Nitrification, the two-step oxidation of NH4+ through NO2- to NO3- is important as an oxygen sink, a source of substrates for denitrification (which leads to loss of fixed nitrogen from the system), in the production of N2O (a greenhouse gas implicated in ozone depletion), and in the supply of NO3- which fuels surface primary productivity. Nitrification is exclusively a bacterial process and is carried out by two genetically similar guilds of chemoautotrophic bacteria (ammonia and nitrite oxidizers). This dissertation describes research on the ammonia oxidizers which, although essential in the biogeochemical cyles of aquatic ecosystems, account for a minor proportion of the total bacterial population.

Questions regarding the role of nitrifying bacteria in natural aquatic environments remain unanswered to date partly because of the lack of simple, rapid, and sensitive detection, identification, and quantification procedures. The goal of this dissertation was to develop techniques that would allow the detection, enumeration, and evaluation of species diversity of ammonia oxidizers in natural aquatic systems, and in turn, to begin investigating the ecology and environmental importance of natural populations of nitrifying bacteria.

Two sets of sensitive and specific PCR primers for the detection of both subclasses of ammonia oxidizers were developed and tested on DNA samples collected from two disparate aquatic environments, an Antarctic lake and the Southern California Bight. Ammonia oxidizers were detected at both locations. These primers were then used to examine the relative abundance and depth distribution of ammonia oxidizers in six perennially ice-covered lakes in the McMurdo Dry Valleys, Antarctica. The observed distribution of nitrifiers in all lakes could be interpreted in terms of patterns predicted from environmental factors known to control nitrifying activity.

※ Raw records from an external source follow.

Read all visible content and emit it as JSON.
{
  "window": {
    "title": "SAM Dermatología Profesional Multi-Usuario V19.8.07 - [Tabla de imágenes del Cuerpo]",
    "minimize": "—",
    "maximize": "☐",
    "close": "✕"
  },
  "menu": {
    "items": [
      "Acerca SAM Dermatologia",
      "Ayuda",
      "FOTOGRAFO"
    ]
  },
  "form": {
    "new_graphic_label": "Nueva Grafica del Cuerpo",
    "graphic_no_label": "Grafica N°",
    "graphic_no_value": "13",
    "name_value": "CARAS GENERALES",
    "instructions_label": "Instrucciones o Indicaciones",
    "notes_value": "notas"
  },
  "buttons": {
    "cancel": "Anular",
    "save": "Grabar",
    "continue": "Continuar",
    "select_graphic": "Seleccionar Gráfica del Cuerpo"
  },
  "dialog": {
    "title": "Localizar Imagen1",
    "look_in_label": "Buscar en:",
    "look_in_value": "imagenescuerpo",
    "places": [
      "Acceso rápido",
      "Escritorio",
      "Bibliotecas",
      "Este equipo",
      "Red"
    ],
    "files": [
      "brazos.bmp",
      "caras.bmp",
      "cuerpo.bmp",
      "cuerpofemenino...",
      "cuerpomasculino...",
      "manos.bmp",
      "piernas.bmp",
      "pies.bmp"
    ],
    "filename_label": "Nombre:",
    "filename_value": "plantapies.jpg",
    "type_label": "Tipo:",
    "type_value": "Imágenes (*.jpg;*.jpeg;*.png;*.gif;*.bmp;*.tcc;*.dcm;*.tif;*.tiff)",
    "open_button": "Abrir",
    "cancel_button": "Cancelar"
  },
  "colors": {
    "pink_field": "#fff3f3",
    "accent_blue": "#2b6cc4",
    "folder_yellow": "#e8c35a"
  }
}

To estimate the abundance of nitrifiers in natural samples, three quantitative techniques were compared. Although the overall distribution patterns observed were similar, the subset of the total nitrifying community detected varied with each technique, since each of the techniques relies on a different macromolecular component of a bacterial cell, which responds differently to stages in the cell cycle and to environmental factors. Finally, two PCR-based techniques, RFLP analysis and direct sequencing, were used to examine the genetic diversity of cultured marine beta ammonia-oxidizers and nitrifier 16S rRNA genes retrieved from natural seawater. The marine isolates in culture were nearly identical to the type strain NITOSOMONAS MARINA, while the genes retrieved from seawater did not resemble any of the cultured strains. The results suggest that although Nitrosomonads may be readily isolated from marine systems, they may not be the most dominant nitrifying species present in a community and therefore, not the most ecologically important.